At present these services are often procured separately and across areas of various different sizes.
Dame Barbara wrote: “Further procurements of NHS 111 and OOH services should be suspended, whatever stage of the procurement has been reached, until the end of September, to allow completion of the consultation and the release of the revised commissioning standards and supporting procurement advice for integrated services.”
The letter, seen by HSJ, marks the start of a consultation exercise.

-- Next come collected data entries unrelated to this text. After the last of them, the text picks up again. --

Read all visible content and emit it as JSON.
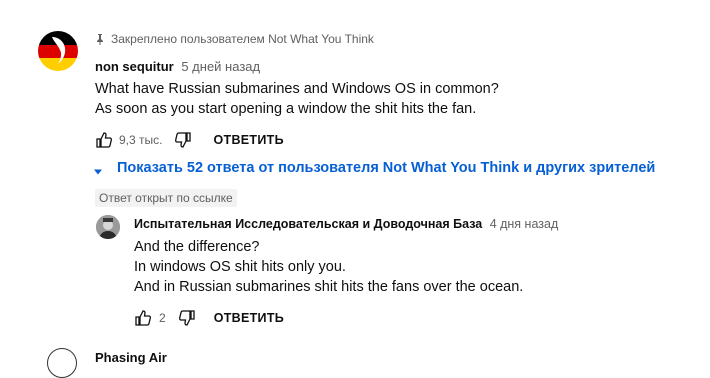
{
  "pinned": {
    "icon": "pin-icon",
    "text": "Закреплено пользователем Not What You Think"
  },
  "comment": {
    "author": "non sequitur",
    "time": "5 дней назад",
    "lines": [
      "What have Russian submarines and Windows OS in common?",
      "As soon as you start opening a window the shit hits the fan."
    ],
    "likes": "9,3 тыс.",
    "reply_label": "ОТВЕТИТЬ"
  },
  "show_replies": {
    "icon": "chevron-down-icon",
    "label": "Показать 52 ответа от пользователя Not What You Think и других зрителей"
  },
  "linked_badge": "Ответ открыт по ссылке",
  "reply": {
    "author": "Испытательная Исследовательская и Доводочная База",
    "time": "4 дня назад",
    "lines": [
      "And the difference?",
      "In windows OS  shit hits only you.",
      "And in Russian submarines shit hits the fans over the ocean."
    ],
    "likes": "2",
    "reply_label": "ОТВЕТИТЬ"
  },
  "next_comment": {
    "author_partial": "Phasing Air"
  },
  "colors": {
    "link_blue": "#065fd4",
    "muted": "#606060",
    "text": "#0f0f0f",
    "badge_bg": "#f2f2f2"
  }
}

The letter also indicates NHS England believes commissioners should group together to plan and contract 111 and out of hours services across larger areas, potentially as large as the emerging “urgent and emergency care networks”.
It said: “The lead or coordinating commissioner arrangement should be considered, in which commissioners serving a wider area are brought together to commission an integrated service.
“This has been shown in a number of areas to be an effective model for engaging with providers, particularly those that deliver services over an area covering a number of clinical commissioning groups, and to effect strategic change.”
It states that the ongoing NHS England urgent and emergency care review “envisages that an area covered by an urgent and emergency care network will, in most cases, be the most appropriate level for agreeing how a service… should be commissioned”.
Dame Barbara’s letter also said commissioners should consider moving to a “lead provider arrangement” for contracting the services, or “using the procurement process [in other ways] to encourage NHS 111 and OOH organisations to collaborate”. However, it clarified that NHS England had “no expectation” that any organisations should merge.